“For a low-income family that is difficult, and we did robocalls and there was information stating not to spend all of their assistance, but there was incorrect media information that said the money would be taken off of the card if it was not spent. A lot of the funding that was on their cards is going to be gone, and within the next week or so, they would have spent most of the money,” said Coston.
The department’s concern is whether individuals will run out of food before the next distribution can occur. If the state is unable to provide allocations for February and March, Orange County’s DSS plans to utilize food pantries and drives.
According to the Feb. 5 board meeting agenda, Coston proposed that the county hold $100,000 from the Social Justice Funds for food if the demand exceeds current food programs’ capacity.
“We expect the impact to hit in a week or two, and that is why we requested the $100,000. Obviously that is not enough to pay for what you would normally get, but they did get their allocations, it is just with all of the misinformation, there can be a lot of anxiety and food insecurity it could have created,” said Coston.
Funding for 2018-2019 HOME Investment Partnership Program projects would also be delayed. Such projects are occurring under the Orange County Department of Housing and Community Development and include funding for nonprofit organizations like Habitat for Humanity, Community Home Trust and EmPOWERment, Inc.

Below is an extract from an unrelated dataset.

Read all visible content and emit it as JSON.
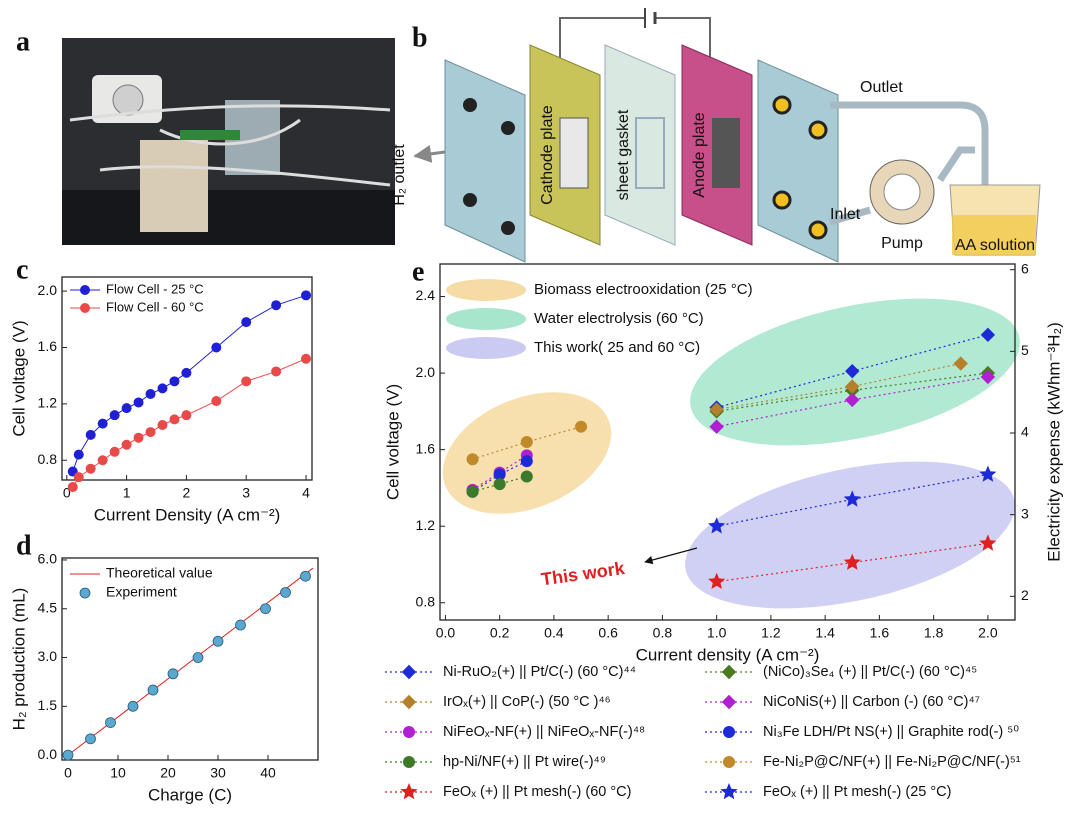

“We receive annual funding from the (U.S.) Department of Housing and Urban Development, and we executed a grant agreement, but we could not draw down any funds. While the funds were not lost, they were delayed to those projects, and there were four projects to various local nonprofits,” said Sherrill Hampton, director of Orange County’s Housing and Community Development Department.
Some of these projects involve home ownership, providing second mortgages, rental acquisition and funding for Rapid Re-Housing. However, the application process for these programs had not started, so no one was affected, Hampton said.
Since the shutdown has ended, the H&CD has been working to complete environmental assessments and organize these projects within HUD’s electronic system, according to Hampton.
Hampton said the Section 8 Housing Choice Voucher Program, a rental assistance program, was also unaffected.
“The housing voucher was not affected during the shutdown because HUD had made arrangements right at the shutdown to pay January and February," said Hampton.
As another federal shutdown could begin Friday, Feb. 15, both departments are preparing for more impacts.
“We are trying to figure out how best to ensure that does not happen. It would be very difficult for county government to make up what we get from the federal government,” said Coston.
Hampton said H&CD would need to seek more assistance from the Board if another shutdown is approved. Coston said another shutdown could further disrupt the food supply for USDA programs and cause a higher level of food insecurity.